Devon Mundy, Second Year, Laurier Golden Hawks Track & Field
Autoimmune diseases are funny. I don't say this with a twinge of humour in my voice, or because I believe them to be, I say it because they create the toughest competition you've ever faced in your career; yourself.
I have never been the type of athlete that draws a lot of attention to himself, and coming out of high school, I never dreamt that I would have an opportunity to run again competitively, but here I am. I am 19 years old, I am a middle-distance runner for Wilfrid Laurier University, and for the greater part of my adolescence, I have been suffering from autoimmune related health issues.
When it comes to diseases like these, receiving a formal and direct diagnosis is very difficult and can take decades for some people. When I was 14-years old, I was told I had Enthesitis-related arthritis and was put on a variety of medication that, in the long run, yielded poor results. We went back to the drawing board and attempted different medications.
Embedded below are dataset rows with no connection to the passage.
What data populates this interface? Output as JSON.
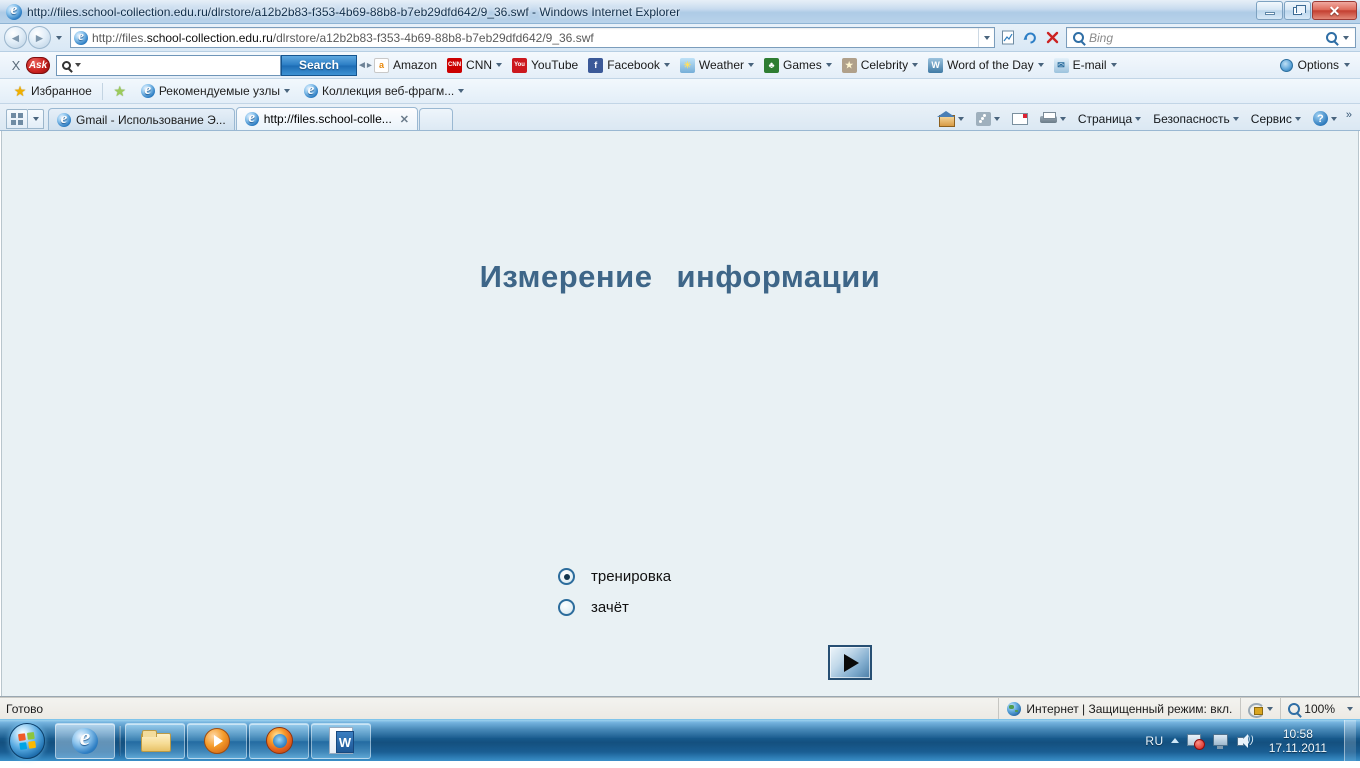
{
  "window": {
    "title": "http://files.school-collection.edu.ru/dlrstore/a12b2b83-f353-4b69-88b8-b7eb29dfd642/9_36.swf - Windows Internet Explorer",
    "minimize_label": "Свернуть",
    "maximize_label": "Развернуть",
    "close_label": "Закрыть"
  },
  "address_bar": {
    "url_prefix": "http://files.",
    "url_domain": "school-collection.edu.ru",
    "url_path": "/dlrstore/a12b2b83-f353-4b69-88b8-b7eb29dfd642/9_36.swf",
    "back_glyph": "◄",
    "forward_glyph": "►",
    "stop_glyph": "✕",
    "refresh_glyph": "↻"
  },
  "search_bar": {
    "placeholder": "Bing"
  },
  "ask_toolbar": {
    "close_label": "X",
    "logo_label": "Ask",
    "input_value": "",
    "search_button": "Search",
    "links": [
      {
        "label": "Amazon",
        "icon": "amazon-icon",
        "color": "#ff9900",
        "glyph": "a",
        "has_caret": false
      },
      {
        "label": "CNN",
        "icon": "cnn-icon",
        "color": "#cc0000",
        "glyph": "CNN",
        "has_caret": true
      },
      {
        "label": "YouTube",
        "icon": "youtube-icon",
        "color": "#cc181e",
        "glyph": "You",
        "has_caret": false
      },
      {
        "label": "Facebook",
        "icon": "facebook-icon",
        "color": "#3b5998",
        "glyph": "f",
        "has_caret": true
      },
      {
        "label": "Weather",
        "icon": "weather-icon",
        "color": "#7fb7dd",
        "glyph": "☀",
        "has_caret": true
      },
      {
        "label": "Games",
        "icon": "games-icon",
        "color": "#2e7d32",
        "glyph": "♣",
        "has_caret": true
      },
      {
        "label": "Celebrity",
        "icon": "celebrity-icon",
        "color": "#b0a08a",
        "glyph": "★",
        "has_caret": true
      },
      {
        "label": "Word of the Day",
        "icon": "word-icon",
        "color": "#4a7fa8",
        "glyph": "W",
        "has_caret": true
      },
      {
        "label": "E-mail",
        "icon": "email-icon",
        "color": "#8fb6d4",
        "glyph": "✉",
        "has_caret": true
      }
    ],
    "options_label": "Options"
  },
  "favorites_bar": {
    "favorites_label": "Избранное",
    "items": [
      {
        "label": "Рекомендуемые узлы",
        "has_caret": true
      },
      {
        "label": "Коллекция веб-фрагм...",
        "has_caret": true
      }
    ]
  },
  "tabs": {
    "quick_tabs_label": "Быстрые вкладки",
    "items": [
      {
        "label": "Gmail - Использование Э...",
        "active": false,
        "closable": false
      },
      {
        "label": "http://files.school-colle...",
        "active": true,
        "closable": true,
        "close_glyph": "✕"
      }
    ]
  },
  "command_bar": {
    "items": [
      {
        "label": "",
        "icon": "home-icon",
        "has_caret": true
      },
      {
        "label": "",
        "icon": "feeds-icon",
        "has_caret": true
      },
      {
        "label": "",
        "icon": "mail-icon",
        "has_caret": false
      },
      {
        "label": "",
        "icon": "print-icon",
        "has_caret": true
      },
      {
        "label": "Страница",
        "icon": "",
        "has_caret": true
      },
      {
        "label": "Безопасность",
        "icon": "",
        "has_caret": true
      },
      {
        "label": "Сервис",
        "icon": "",
        "has_caret": true
      },
      {
        "label": "",
        "icon": "help-icon",
        "has_caret": true
      }
    ],
    "overflow_glyph": "»"
  },
  "page": {
    "title_part1": "Измерение",
    "title_part2": "информации",
    "title_color": "#3e6688",
    "background_color": "#e9f1f4",
    "mode_options": [
      {
        "label": "тренировка",
        "selected": true
      },
      {
        "label": "зачёт",
        "selected": false
      }
    ],
    "play_button_label": "Начать"
  },
  "status_bar": {
    "status_text": "Готово",
    "zone_text": "Интернет | Защищенный режим: вкл.",
    "zoom_level": "100%"
  },
  "taskbar": {
    "start_label": "Пуск",
    "buttons": [
      {
        "name": "internet-explorer",
        "icon": "ie-icon"
      },
      {
        "name": "windows-explorer",
        "icon": "folder-icon"
      },
      {
        "name": "windows-media-player",
        "icon": "media-player-icon"
      },
      {
        "name": "mozilla-firefox",
        "icon": "firefox-icon"
      },
      {
        "name": "microsoft-word",
        "icon": "word-icon"
      }
    ],
    "tray": {
      "language": "RU",
      "time": "10:58",
      "date": "17.11.2011"
    }
  }
}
Still no results. This pattern went on for some time.
Eventually the conclusion was made that the major source of my plight for good health was gastrointestinal, and most fingers pointed towards Crohn's disease. I won't dive into the details of this, but this link elaborates more on the disease itself.
"…I returned to the only outlet that had worked for me in the past – running."
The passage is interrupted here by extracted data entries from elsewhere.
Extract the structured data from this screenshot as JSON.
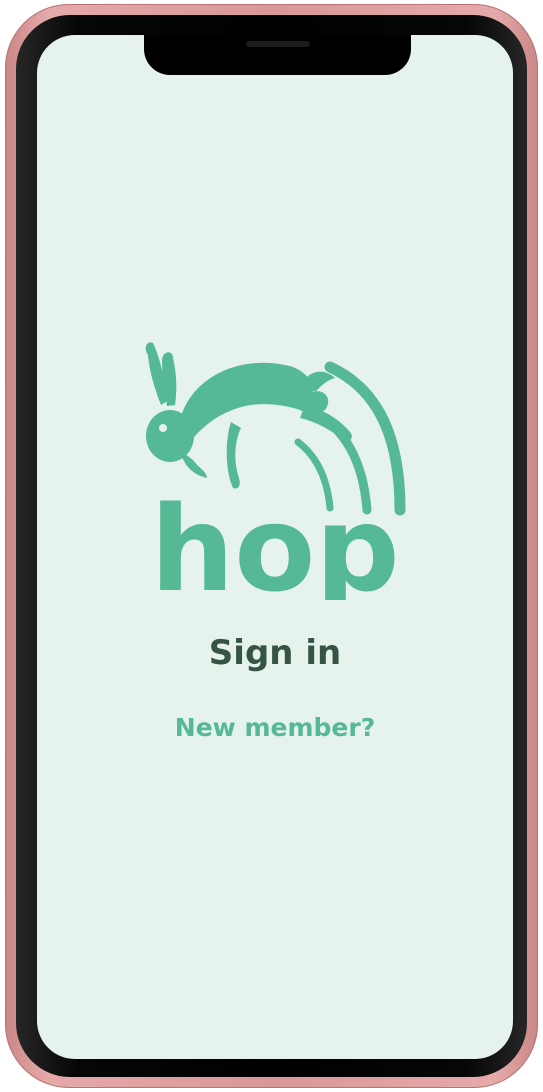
{
  "screen": {
    "background_color": "#e5f3ec",
    "logo": {
      "icon": "rabbit-logo-icon",
      "wordmark": "hop",
      "color": "#54b994"
    },
    "sign_in_label": "Sign in",
    "new_member_label": "New member?",
    "colors": {
      "primary_text": "#355446",
      "accent": "#54b994"
    }
  }
}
I began several medications that, while harsh in nature, came with a promise of results. These results never came, and in the summer between my first and second years at Laurier, I made the decision to come off all medications due to the mental and cognitive lingering side effects. It was soon after this that I returned to the only outlet that had worked for me in the past – running.
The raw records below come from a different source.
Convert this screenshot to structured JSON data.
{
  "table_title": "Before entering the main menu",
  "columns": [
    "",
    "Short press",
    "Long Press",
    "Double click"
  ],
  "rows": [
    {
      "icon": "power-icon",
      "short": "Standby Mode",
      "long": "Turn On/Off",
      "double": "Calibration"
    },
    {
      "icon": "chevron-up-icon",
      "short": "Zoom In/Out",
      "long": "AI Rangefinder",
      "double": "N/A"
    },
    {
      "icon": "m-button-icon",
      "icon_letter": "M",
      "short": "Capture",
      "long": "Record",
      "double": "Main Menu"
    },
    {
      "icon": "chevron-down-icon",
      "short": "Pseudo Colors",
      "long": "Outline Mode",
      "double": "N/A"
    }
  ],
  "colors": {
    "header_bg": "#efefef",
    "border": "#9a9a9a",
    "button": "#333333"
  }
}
When I'm physical, and many others suffering from similar diseases can attest to this, my side effects become more manageable. When this occurs, a feeling of hope returns to your body and the hurdles of everyday life appear to be closer to the ground.
"It's hard to admit to your peers that you're hurting…"
This isn't to say, all is perfect. Track is a demanding sport, and the competition at the university level makes my head spin. Frankly, I will never post ultra-competitive times in relation to those I compete against. I often have to take several minutes between practice sets in Waterloo's indoor track's washroom to compose myself before returning to my teammates. It's hard to admit to your peers that you're hurting, and it's even harder to take the time to explain why you are.
My greatest worry is that people may feel pity for me – please don't. Because even though I may be in complete agony at the end of some races or runs, people have it worse than me. Some individuals struggle with most daily tasks and still find the strength to carry on and give so much back to society. It is for these people, that I push my body harder than I admittedly should. I don't feel disheartened when I run, leaving everything on the track, and still finish in the bottom of the pile. I feel proud. The hardest competition I will ever face will be my own body, and every time I run, it is the only competition who I have to beat, and I'll never stop trying to outrun myself.
I also would like to thank my family for their tremendous support, and sacrifices they made for me growing up. My coach, Ian Clancy, has also given me an opportunity that I never dreamt I'd have. I will always be grateful for those who have helped me throughout my life, I am so truly lucky and blessed.